- Taq Rezaleh-ye Mohammad Aqa Location within Iran
- Coordinates: 33°17′43″N 47°54′40″E﻿ / ﻿33.29528°N 47.91111°E
- Country: Iran
- Province: Lorestan
- County: Mamulan
- District: Afrineh
- Rural District: Afrineh

Population (2016)
- • Total: 94
- Time zone: UTC+3:30 (IRST)

= Taq Rezaleh-ye Mohammad Aqa =

Village in Lorestan province, Iran

Taq Rezaleh-ye Mohammad Aqa (طاق رزاله محمداقا) (Note: Also romanized as Ţāq Rezāleh-ye Moḩammad Āqā; also known as Ţāq-e Reẕāleh and Ţāq-e Reẕālī) is a village in Afrineh Rural District of Afrineh District in Mamulan County, Lorestan province, Iran.

==Demographics==
===Population===
At the time of the 2006 National Census, the village's population was 130 in 21 households, when it was in Mamulan District (Note: Renamed the Central District of Mamulan County) of Pol-e Dokhtar County.
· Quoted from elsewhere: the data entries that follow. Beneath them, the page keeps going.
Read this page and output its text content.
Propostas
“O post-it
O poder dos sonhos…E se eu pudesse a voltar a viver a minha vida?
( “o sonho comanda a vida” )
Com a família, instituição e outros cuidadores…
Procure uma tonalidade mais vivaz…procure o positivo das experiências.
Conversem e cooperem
The following census in 2011 counted 95 people in 17 households. The 2016 census measured the population of the village as 94 people in 30 households.

In 2023, the district was separated from the county in the establishment of Mamulan County and renamed the Central District. The rural district was transferred to the new Afrineh District.